The gypsies have not been ruined by fact. But only because they live outside of society, they do not conform to the rules of society. These are the people who value character over social status. The gypsies do not value Bounderby and Bitzer with all their pomp and egomania. Rather they value Stephen Blackpool and Cecilia whom can show compassion and kindness no matter a person's station in life.
Hard Times can be used to look at today's society. Are we, as a society more worried about our computers, cell phones, faxes, and other gadgets than our neighbor's well being? Do we only get involved to help others when there is a personal benefit? Or, are we like the gypsies who can look into the character of the person and not worry about the socio-economic status? While Dickens' wrote Hard Times about 19th century England the moral can easily fit into 21st century America

Rating: 4
Summary: Dickens message still relevant.
Comment: Considered by 19th century critics to be one of Dickens' more artistic and literary triumphs, Hard Times can be viewed in present time as a blistering polemic against the rise of industrial society and the dominate philosophy that rose in tandem with the industrial age, utilitarianism

It is well known that Dickens was a chronicler of his times, and his mode of expression, the novel. An intensely emotional individual, Dickens was known to be a power walker, starting in the afternoon, covering miles, to return home just before sunrise. It was during these extensive walks that he witnessed the utter poverty and squalor scattered throughout the streets of London. These walks brought inspiration for many of his novels, particularly, Hard Times.
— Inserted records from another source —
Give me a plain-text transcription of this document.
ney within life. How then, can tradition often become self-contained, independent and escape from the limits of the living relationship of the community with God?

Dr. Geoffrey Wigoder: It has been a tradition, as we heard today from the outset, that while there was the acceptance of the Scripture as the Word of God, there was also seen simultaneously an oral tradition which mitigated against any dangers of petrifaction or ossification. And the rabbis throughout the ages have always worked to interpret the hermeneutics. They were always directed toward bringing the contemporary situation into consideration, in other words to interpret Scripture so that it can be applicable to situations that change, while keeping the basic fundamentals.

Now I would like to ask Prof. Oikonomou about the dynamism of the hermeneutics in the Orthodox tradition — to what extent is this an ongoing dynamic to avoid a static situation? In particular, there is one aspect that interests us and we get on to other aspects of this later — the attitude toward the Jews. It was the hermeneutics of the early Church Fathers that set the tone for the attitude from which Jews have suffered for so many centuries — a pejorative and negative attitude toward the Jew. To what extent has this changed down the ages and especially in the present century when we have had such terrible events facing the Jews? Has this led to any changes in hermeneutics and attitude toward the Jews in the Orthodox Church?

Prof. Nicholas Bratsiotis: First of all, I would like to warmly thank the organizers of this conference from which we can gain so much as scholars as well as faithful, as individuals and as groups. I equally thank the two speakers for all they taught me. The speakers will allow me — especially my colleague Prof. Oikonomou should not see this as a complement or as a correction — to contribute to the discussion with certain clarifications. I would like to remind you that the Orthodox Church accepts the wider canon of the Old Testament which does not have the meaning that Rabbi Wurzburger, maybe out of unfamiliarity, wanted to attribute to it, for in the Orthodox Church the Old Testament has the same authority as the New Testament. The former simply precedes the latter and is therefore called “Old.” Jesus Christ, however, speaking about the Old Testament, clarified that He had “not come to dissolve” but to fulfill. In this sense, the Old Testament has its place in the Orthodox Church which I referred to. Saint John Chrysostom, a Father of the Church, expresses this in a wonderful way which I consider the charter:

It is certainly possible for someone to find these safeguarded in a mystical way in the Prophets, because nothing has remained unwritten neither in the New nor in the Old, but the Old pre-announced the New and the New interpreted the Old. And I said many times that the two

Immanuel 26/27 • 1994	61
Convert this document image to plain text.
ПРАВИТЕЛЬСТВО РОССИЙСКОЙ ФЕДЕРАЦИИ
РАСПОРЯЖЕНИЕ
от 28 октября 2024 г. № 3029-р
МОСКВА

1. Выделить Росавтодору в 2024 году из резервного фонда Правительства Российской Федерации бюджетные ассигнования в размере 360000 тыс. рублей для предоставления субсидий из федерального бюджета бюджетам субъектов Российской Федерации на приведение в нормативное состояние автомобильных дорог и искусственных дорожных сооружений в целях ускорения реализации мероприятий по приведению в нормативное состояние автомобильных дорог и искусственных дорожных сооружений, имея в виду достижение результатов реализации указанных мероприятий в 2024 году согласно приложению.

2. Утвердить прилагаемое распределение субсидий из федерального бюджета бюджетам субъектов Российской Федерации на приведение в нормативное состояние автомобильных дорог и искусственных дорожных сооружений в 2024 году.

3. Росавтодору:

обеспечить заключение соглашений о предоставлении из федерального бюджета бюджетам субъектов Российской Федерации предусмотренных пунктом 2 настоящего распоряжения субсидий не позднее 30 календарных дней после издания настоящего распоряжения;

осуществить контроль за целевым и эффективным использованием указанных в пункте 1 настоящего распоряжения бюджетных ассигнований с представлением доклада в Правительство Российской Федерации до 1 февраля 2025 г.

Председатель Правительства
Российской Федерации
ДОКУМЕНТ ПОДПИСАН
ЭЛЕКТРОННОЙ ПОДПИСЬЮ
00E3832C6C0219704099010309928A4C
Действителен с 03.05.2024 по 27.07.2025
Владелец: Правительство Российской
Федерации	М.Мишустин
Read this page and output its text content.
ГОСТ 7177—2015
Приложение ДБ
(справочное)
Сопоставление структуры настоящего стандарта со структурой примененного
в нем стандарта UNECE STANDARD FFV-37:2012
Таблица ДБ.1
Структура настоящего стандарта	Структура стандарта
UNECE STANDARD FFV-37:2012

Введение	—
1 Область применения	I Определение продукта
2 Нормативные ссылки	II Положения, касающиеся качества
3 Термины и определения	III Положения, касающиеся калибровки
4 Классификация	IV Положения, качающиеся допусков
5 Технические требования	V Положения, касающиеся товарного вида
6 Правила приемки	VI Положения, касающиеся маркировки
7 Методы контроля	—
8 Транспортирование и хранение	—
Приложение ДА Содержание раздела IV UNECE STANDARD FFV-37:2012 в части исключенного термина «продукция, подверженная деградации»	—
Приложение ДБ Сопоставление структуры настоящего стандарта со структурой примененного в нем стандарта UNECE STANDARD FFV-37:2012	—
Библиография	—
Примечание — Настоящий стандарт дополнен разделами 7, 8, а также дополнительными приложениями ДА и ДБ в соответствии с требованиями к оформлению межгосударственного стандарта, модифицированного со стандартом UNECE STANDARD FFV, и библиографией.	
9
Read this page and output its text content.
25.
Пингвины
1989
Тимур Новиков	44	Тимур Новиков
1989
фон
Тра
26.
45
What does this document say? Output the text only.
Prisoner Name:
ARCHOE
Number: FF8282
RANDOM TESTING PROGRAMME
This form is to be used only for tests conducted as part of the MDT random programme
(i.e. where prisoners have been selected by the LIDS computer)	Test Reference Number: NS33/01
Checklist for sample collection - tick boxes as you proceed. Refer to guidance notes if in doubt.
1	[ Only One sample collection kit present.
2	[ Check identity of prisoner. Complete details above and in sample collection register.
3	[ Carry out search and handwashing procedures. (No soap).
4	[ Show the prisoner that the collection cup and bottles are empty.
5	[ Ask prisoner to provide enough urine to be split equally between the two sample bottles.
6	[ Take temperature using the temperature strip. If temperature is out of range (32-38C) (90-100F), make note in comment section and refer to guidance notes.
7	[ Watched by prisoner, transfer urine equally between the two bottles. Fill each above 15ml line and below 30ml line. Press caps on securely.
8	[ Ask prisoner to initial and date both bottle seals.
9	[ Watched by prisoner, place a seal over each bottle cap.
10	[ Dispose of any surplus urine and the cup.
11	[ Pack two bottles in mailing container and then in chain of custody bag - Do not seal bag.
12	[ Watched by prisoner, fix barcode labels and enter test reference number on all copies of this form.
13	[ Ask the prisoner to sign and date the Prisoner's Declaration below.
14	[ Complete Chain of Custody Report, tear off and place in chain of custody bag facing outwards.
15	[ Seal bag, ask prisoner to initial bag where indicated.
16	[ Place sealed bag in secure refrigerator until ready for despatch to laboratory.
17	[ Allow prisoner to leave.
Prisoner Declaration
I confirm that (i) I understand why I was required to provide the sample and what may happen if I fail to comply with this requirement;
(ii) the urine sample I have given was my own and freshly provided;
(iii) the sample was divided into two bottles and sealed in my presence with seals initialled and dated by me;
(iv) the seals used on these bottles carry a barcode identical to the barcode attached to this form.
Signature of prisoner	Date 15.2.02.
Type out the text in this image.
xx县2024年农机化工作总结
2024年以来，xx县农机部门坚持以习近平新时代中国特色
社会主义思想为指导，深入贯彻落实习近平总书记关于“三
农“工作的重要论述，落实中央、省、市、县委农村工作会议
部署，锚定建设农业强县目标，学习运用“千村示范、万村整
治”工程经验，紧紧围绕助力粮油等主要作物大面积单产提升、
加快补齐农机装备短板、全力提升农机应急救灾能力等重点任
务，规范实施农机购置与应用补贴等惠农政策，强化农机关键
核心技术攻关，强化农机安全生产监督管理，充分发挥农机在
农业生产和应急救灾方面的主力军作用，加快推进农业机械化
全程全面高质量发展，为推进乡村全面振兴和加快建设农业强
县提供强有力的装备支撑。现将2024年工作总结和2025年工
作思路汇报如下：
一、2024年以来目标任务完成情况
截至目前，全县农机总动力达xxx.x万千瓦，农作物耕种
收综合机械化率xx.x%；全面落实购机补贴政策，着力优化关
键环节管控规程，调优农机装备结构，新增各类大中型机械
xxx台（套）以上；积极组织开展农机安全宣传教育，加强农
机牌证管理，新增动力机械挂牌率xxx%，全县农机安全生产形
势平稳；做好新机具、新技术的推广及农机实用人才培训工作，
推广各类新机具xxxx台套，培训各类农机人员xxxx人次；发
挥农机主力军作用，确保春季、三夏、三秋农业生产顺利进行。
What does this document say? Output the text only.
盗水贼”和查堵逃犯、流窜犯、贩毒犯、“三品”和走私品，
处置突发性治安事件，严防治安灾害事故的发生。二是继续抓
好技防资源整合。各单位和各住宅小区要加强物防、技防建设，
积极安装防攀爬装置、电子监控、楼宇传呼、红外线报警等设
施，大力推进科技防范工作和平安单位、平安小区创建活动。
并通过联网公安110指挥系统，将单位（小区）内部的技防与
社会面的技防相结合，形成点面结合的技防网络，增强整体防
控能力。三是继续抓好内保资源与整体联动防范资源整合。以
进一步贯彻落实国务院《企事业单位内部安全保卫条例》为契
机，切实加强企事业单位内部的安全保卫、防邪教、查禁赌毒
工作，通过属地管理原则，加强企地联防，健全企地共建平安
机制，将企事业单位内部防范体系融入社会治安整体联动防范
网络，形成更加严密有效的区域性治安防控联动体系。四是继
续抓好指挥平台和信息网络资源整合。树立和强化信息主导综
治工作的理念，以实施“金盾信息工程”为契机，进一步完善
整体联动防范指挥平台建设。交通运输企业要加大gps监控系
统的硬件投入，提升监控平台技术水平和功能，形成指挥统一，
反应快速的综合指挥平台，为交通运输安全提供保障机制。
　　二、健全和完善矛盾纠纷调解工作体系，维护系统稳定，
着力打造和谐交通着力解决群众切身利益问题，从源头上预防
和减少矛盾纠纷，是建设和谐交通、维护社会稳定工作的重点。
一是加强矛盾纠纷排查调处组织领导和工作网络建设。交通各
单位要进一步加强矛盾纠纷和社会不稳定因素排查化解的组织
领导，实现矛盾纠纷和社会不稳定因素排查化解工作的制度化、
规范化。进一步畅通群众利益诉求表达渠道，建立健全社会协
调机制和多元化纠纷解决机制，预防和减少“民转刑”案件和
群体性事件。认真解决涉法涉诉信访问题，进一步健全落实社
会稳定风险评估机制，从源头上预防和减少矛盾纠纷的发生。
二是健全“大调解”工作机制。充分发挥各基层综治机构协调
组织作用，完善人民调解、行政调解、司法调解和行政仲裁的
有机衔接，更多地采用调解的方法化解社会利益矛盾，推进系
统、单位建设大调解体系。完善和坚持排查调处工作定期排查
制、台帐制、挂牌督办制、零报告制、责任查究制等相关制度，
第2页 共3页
In this novel, Dickens explores the applications of utilitarianism in its highly rational, and in many ways, brutal forms. The novels general theme is that a philosophy that is only concerned with happiness and survival for the majority, will attempt to quash any and all individual thought and effort. Individual ideas, emotion, imagination and creativity must be ruthlessly rejected in order for the majority of people to think alike, work alike and behave alike to attain a status quo of happiness for all. Rationality must prevail because imagination promotes individuality, which is anathema to mob concerns.

This polemic against utilitarianism is expressed clearly and persuasively in the practice of education. In the opening chapter for example, 'The One Thing Needful", the reader is introduced to this dictatorial emphasis on the rational:

"Now, what I want is, Facts. Teach these boys and girls nothing but facts. Facts alone are wanted in life. Plant nothing else, and root out everything else. You can only form the minds of reasoning animals upon Facts: nothing else will be of any service to them." (p. 47)

Romanticism was now on the wane and utilitarianism and the rise of rationalism infiltrated every aspect of 19th century industrial life - emotion has no place in capitalism - the masses are reduced to statistics.

Dickens main point in writing Hard Times, I believe, was to illustrate the brutality of the applications of the philosophy, utilitarianism, and the destructive results it entails when humaneness, the vital aspect of our nature, is ignored completely. Dickens was reporting, and speaking against a potentially destructive sway in society away from basic humanity and the importance of the individual, towards the highly mechanical and rational 'mob' philosophy of Utilitarianism during the Industrial revolution.

In our so-called modern times, Dickens message continues to be relevant. Our societies emphasis on rationalism and the exclusion of emotion, can only lead to destruction. A balance must be found.